Note that the par() command above is used to set graphical parameters, in this case to put two plots in a 2 row x 1 column grid (mfrow=c(2,1)), and then to return to the original single plot setting (mfrow=c(1,1)). The par() command has a bewildering array of options which you can look up in its help file.

The command sd() calculates the standard deviation for set of values in R.
Calculate the difference in standard deviations between treatment and control groups in wave 0 and in wave 1.

Reveal answer 
(sd(transphobia$tolerance.t0[transphobia$treat_ind == 1], na.rm=TRUE) - 
  sd(transphobia$tolerance.t0[transphobia$treat_ind == 0], na.rm=TRUE))

(sd(transphobia$tolerance.t1[transphobia$treat_ind == 1], na.rm=TRUE) - 
    sd(transphobia$tolerance.t1[transphobia$treat_ind == 0], na.rm=TRUE))
## [1] 0.114463
## [1] 0.1405
There is a difference in standard deviation between the treatment group and the control group in wave 1, but it appears to have been present (if very slightly weaker) in the baseline wave before the treatment happened, so there is little evidence of polarising effect of the treatment.

Question 4

How similar are individuals’ tolerance scores across different waves?

We can look at the relationship between the two waves visually by using a scatter plot with the tolerance score for one wave on the x-axis, and the tolerance score for another wave on the y-axis:

plot(transphobia$tolerance.t0,transphobia$tolerance.t1)

Clearly these are positively correlated.
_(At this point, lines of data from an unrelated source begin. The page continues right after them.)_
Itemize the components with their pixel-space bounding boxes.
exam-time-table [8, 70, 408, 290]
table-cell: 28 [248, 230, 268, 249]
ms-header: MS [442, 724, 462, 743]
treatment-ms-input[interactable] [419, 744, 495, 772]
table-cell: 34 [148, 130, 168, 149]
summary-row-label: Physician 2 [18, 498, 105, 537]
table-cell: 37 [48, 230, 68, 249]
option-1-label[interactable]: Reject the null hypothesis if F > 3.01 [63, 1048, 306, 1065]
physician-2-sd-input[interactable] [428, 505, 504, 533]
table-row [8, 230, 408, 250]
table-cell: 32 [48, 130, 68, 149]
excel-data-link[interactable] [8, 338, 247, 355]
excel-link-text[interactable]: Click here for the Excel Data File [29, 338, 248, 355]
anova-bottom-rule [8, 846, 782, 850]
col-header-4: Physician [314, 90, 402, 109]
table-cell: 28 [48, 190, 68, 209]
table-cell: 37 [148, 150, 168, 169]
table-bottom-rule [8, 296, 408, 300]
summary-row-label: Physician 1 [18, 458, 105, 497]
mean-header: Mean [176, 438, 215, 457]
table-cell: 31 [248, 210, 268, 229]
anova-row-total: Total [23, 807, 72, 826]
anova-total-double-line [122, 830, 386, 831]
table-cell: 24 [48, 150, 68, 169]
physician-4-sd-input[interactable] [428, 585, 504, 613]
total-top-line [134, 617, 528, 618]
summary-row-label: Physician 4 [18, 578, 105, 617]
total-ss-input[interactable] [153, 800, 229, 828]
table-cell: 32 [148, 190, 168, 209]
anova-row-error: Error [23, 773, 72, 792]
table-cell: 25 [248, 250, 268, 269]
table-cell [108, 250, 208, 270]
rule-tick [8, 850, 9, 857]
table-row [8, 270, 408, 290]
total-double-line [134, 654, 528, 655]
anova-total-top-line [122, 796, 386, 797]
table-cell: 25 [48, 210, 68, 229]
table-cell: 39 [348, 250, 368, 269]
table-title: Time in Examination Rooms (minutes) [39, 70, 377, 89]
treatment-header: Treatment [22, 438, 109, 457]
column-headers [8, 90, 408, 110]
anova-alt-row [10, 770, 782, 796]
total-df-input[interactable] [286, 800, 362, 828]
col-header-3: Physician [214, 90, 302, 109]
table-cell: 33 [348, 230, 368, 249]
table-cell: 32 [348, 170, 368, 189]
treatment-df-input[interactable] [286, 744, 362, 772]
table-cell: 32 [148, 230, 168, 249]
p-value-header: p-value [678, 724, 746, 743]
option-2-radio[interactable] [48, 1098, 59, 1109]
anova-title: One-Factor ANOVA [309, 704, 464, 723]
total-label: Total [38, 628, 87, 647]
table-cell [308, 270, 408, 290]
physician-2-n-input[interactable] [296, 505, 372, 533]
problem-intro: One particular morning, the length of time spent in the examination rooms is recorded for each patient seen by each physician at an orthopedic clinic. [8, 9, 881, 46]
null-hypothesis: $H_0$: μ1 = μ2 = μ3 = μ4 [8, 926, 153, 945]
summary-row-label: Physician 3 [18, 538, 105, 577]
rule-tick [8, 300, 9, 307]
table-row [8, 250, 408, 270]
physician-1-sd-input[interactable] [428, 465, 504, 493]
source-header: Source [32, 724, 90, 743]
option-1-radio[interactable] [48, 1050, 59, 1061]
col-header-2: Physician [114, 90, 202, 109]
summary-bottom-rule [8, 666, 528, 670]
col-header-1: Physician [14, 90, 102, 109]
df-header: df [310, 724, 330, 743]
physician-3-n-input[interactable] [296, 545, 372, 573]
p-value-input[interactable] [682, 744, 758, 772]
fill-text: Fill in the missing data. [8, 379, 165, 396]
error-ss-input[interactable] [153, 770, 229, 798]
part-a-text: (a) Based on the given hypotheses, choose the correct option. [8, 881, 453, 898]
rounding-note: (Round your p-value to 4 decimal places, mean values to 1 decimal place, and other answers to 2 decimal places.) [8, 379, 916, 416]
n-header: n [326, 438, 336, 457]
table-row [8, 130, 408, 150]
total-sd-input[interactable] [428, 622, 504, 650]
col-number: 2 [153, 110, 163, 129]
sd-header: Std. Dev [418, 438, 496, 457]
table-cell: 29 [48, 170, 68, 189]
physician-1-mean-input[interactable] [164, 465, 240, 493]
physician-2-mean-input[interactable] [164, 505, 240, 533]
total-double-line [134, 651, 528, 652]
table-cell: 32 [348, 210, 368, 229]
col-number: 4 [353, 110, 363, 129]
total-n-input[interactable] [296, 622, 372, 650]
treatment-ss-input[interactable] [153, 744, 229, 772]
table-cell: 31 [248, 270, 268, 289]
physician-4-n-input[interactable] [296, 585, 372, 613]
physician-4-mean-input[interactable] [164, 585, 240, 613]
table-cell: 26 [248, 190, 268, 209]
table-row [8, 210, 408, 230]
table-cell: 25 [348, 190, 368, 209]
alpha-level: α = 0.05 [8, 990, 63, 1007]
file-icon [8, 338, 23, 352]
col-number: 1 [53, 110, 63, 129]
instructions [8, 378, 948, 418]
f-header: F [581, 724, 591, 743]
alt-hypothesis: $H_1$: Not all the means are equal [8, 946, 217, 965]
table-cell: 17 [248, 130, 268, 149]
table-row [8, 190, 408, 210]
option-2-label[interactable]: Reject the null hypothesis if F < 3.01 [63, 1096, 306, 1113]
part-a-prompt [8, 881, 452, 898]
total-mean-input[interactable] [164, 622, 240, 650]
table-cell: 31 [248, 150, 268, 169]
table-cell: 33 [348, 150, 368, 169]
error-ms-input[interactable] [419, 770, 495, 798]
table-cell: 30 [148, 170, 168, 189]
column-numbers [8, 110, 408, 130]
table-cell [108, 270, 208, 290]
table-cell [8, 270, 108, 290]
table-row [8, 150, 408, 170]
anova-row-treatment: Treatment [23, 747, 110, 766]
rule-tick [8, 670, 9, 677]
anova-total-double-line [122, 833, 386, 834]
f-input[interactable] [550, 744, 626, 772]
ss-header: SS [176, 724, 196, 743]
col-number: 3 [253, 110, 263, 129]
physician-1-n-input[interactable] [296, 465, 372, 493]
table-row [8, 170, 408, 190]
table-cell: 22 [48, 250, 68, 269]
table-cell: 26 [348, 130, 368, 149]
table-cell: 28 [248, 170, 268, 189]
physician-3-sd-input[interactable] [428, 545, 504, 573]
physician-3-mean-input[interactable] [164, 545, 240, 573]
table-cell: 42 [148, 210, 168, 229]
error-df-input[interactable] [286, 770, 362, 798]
We can calculate the correlation coefficient \(\rho\) with the command:

cor(transphobia$tolerance.t0,transphobia$tolerance.t1,use="pairwise.complete.obs")
## [1] 0.8290495
  1. Create scatter plots to look at the relationship between subsequent waves.
  2. What is the correlation coefficient between the waves?
Reveal answer

1.

We can look at the relationship between the next waves visually by using a scatter plots. As we are making three scatter plots, we can use the par() command for three plots in a 3 row x 1 column grid (mfrow=c(3,1)).

par(mfrow=c(3,1))
plot(transphobia$tolerance.t1,transphobia$tolerance.t2)
plot(transphobia$tolerance.t2,transphobia$tolerance.t3)
plot(transphobia$tolerance.t3,transphobia$tolerance.t4)

par(mfrow=c(1,1))

2.

We can calculate the correlation coefficient between the waves using the cor() function:

cor(transphobia$tolerance.t1,transphobia$tolerance.t2,use="pairwise.complete.obs")
cor(transphobia$tolerance.t2,transphobia$tolerance.t3,use="pairwise.complete.obs")
cor(transphobia$tolerance.t3,transphobia$tolerance.t4,use="pairwise.complete.obs")
## [1] 0.8749074
## [1] 0.9175045
## [1] 0.9128597
The scatter plots and correlations provide an additional confirmation that the treatment did something enduring.